No bo widzi pan, proszę pana,
Jestem głupia, ale nie aż tak.
Ja wiele wiem, bom obeznana
Uważam, że mam gust, jak i smak.
Co mi pan szepce wprost do ucha?
Że nieszczęśliwy, że przybity?
Żona nie rozumie, nie słucha?
Bo panu to trzeba fest-kobity.
Ja proszę pana przeszłam wiele.
Sporo wyjawić jestem w stanie.
Och, po cóż zresztą ceregiele?
Odpowiem na każde pytanie.
Owszem, męża miałam, nawet dwóch.
Również narzeczonych kilku też…
Ach jeden z nich, to wielki był zuch!
Śmiałam się przy nim do samych łez.
Ale to pana nie obchodzi.
Pan szuka swojej bratniej duszy.
A skąd pan jest?
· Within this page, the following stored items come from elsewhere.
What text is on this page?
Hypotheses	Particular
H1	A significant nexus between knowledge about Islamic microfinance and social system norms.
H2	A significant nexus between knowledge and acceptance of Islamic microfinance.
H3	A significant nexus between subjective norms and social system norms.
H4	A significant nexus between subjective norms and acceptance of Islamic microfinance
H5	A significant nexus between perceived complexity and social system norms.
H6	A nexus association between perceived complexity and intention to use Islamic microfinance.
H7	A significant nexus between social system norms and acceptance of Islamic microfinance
Aż z samej Łodzi?
Źle się pan czuje? A może suszy?
Pan zdaje się trochę ze mnie kpi.
A ja nie głupia lecz nieśmiała.
Wiem nawet jak po francusku „drzwi”
No jak? Akurat... zapomniałam.
Ale ja choć serduszkiem patrzę
To wiem co taki pan se życzy.
Ja zaraz panu wytłumaczę:
Pan chce się zerwać ze żony smyczy.
Pragnie się urwać na kilka chwil
Na wieczór lub na godzin parę
Przez okamgnienie jak „szybki Bill”
Cwałować w dal na swym hardware.
Jakub? Niczym typ od drabiny?
To ci Jakubie szczerze powiem.
Już gawędzimy ze trzy godziny.
A ponoć dom cały masz na głowie.
Głupia i naiwna jestem? Masz…
Lecz nie zaprzeczy pan, Jakubie
Że rankiem wyznasz żonie w twarz:
„Wczoraj to był… film na You Tubie”.